Is het voorstel van Dekker in strijd met het grondwetsartikel over de vrijheid van onderwijs?
„Dat vind ik een lastige. Dat zou ik niet zomaar zeggen. Maar als het voorstel van Dekker zoals het nu voorligt doorgaat, hebben ouders straks wel minder keuzevrijheid. Daar ben ik vast van overtuigd.”
Wat gaan scholen ervan merken?
„Als de plannen van de bewindsman doorgaan, heeft dat forse gevolgen voor de bestaande scholen. Het eerste gevolg is dat de regeling voor de laatste school van een richting verdwijnt. Op dit moment mag een school onder de opheffingsnorm blijven bestaan als het de laatste school van een richting is. Als die mogelijkheid verdwijnt, dan betekent dat een enorme kaalslag op het platteland en in steden. Dat leidt tot verschraling van het aanbod. Wat Dekker met de ene hand geeft, pakt hij met de andere hand terug. Dat is krom. Zo bereikt de bewindsman het tegenovergestelde van hetgeen hij voorstaat.
Maar ook andere scholen gaan het merken. De bewindsman wil een ander bekostigingsstelsel, met hogere bijdragen per kind en lagere bijdragen voor de algemene kosten. Kleinere scholen krijgen het daardoor zwaarder.
Voor gemeenten is het nieuwe systeem ook lastig. Zij moeten namelijk zorgen voor huisvesting van al die mogelijke nieuwe scholen. De nieuwe onderwijsinstellingen krijgen daarin ook inspraak. Dat gaat de gemeenschap veel geld kosten. Als dit allemaal budgettair neutraal moet –en dat wil de bewindsman–, dan moeten de bestaande scholen dit opbrengen.”
Wat betekent het voorstel voor het leerlingenvervoer?
„Ik heb grote twijfels of het bestaande systeem van identiteitsgebonden leerlingenvervoer in stand kan blijven als de plannen van Dekker doorgaan. Als de overheid niet langer naar de richting van de school kijkt, wordt het leerlingenvervoer waarschijnlijk onbetaalbaar. Maar als het verdwijnt, kunnen ouders een minder vrije keuze maken. De redenering is altijd geweest dat ouders voor hun leerlingen de school kiezen die bij hun overtuiging past. Dat mag niet alleen gelden voor een elitegroepje dat zelf het schoolvervoer kan bekostigen. Daarom is er een subsidieregeling gekomen. Die hoeft van mij niet op de schop.”
Hoe kansrijk acht u het voorstel voor richtingvrij plannen? Staatssecretaris Adelmund brandde er in het kabinet-Kok II ook haar vingers aan.

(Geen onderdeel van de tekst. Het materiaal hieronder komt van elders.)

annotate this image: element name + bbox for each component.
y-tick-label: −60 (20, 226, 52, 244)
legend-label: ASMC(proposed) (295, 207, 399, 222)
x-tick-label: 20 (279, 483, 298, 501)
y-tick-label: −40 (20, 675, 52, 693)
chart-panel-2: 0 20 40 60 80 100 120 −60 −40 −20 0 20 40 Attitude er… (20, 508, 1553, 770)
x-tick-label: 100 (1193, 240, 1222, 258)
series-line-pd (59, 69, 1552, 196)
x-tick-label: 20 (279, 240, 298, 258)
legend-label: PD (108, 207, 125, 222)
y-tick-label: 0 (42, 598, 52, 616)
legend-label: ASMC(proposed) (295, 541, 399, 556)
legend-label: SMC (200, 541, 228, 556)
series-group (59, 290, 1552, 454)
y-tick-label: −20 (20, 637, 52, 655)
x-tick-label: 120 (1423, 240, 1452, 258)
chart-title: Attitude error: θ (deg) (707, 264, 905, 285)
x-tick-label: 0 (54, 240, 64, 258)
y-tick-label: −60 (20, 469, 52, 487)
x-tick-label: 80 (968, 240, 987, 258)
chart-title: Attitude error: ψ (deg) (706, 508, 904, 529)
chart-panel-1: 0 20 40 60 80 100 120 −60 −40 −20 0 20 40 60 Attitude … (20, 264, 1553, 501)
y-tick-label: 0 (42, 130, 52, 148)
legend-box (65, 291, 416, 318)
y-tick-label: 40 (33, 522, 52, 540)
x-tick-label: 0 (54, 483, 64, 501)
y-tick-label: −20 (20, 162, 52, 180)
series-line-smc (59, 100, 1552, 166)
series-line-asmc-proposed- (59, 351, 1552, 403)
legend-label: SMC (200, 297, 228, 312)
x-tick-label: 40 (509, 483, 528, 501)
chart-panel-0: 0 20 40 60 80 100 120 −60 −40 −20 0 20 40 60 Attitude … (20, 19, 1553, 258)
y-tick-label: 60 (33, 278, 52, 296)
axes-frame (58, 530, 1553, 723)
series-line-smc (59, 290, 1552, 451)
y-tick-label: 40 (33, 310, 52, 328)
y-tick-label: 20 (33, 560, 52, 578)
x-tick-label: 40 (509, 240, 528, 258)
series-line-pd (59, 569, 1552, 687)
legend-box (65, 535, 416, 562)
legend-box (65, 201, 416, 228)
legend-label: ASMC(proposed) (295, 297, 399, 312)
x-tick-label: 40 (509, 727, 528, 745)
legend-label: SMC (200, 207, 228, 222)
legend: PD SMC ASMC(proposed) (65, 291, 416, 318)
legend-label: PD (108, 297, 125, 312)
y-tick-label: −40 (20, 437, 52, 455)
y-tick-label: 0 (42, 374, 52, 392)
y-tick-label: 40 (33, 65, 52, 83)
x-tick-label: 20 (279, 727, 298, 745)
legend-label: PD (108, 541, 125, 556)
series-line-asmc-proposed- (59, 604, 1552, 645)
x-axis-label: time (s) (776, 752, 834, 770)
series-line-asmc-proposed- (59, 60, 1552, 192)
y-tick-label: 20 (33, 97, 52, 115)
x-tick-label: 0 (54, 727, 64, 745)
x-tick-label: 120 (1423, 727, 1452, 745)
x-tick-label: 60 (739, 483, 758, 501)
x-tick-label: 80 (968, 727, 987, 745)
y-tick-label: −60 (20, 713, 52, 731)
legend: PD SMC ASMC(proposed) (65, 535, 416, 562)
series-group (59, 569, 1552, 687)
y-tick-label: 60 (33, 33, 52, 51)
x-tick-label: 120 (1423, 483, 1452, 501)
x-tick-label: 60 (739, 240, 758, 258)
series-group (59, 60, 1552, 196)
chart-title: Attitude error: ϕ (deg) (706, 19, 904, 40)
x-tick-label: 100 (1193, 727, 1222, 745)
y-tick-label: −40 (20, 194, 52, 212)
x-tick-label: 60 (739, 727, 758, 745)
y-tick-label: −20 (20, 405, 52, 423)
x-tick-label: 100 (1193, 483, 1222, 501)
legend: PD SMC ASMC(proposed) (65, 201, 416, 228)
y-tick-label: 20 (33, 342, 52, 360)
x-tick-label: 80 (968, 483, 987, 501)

„Dat is lastig in te schatten. Het is mij te simpel om te zeggen: Dit voorstel zal het toch wel niet halen, want er zitten te veel haken en ogen aan. Ik ben er niet gerust op en wil een flink tegengeluid laten horen.
Want achter dit voorstel zit ook iets anders, namelijk de wens van seculiere partijen om het bestaande systeem maar eens open te breken. Ze kunnen het kennelijk niet verkroppen dat een groot deel van de seculiere ouders kiest voor een christelijke of katholieke school. Nederlanders gaan veel minder naar de kerk dan vroeger, dat klopt, maar als ouders een afkeer zouden hebben van het bijzonder onderwijs, zouden er toch veel meer openbare scholen zijn? Staatssecretaris Dekker mag niet met zo veel dedain en hovaardigheid het bijzonder onderwijs tegemoet treden.”
Dat is nogal wat.
„Inderdaad. Het voorstel van Dekker heeft enorme gevolgen voor het onderwijs. Als dat inzicht doorbreekt in het onderwijs, komt er veel meer commentaar dan tot nu toe het geval is. Daar ben ik diep van overtuigd. Er ligt ook een rapport, dat in opdracht van Dekker is opgesteld, waarin het advies staat om alle gevolgen eerst goed in kaart te brengen. De bewindsman legt dat helaas naast zich neer. Hopelijk kan de Tweede Kamer, die dit najaar over de plannen debatteert, de staatssecretaris op andere gedachten brengen. Het blijft spannend. Feitelijk gaat de schoolstrijd, die bijna honderd jaar geleden –in 1917– werd beslecht, gewoon door.”
Richtingvrij plannen
Richtingvrij plannen
Ouders en schoolbesturen moeten gemakkelijker een nieuwe school op kunnen richten. De levensbeschouwelijke richting mag daarbij geen rol meer spelen. Wie een nieuwe school wil beginnen, moet een kwaliteitsplan indienen, dat de onderwijsinspectie vervolgens toetst.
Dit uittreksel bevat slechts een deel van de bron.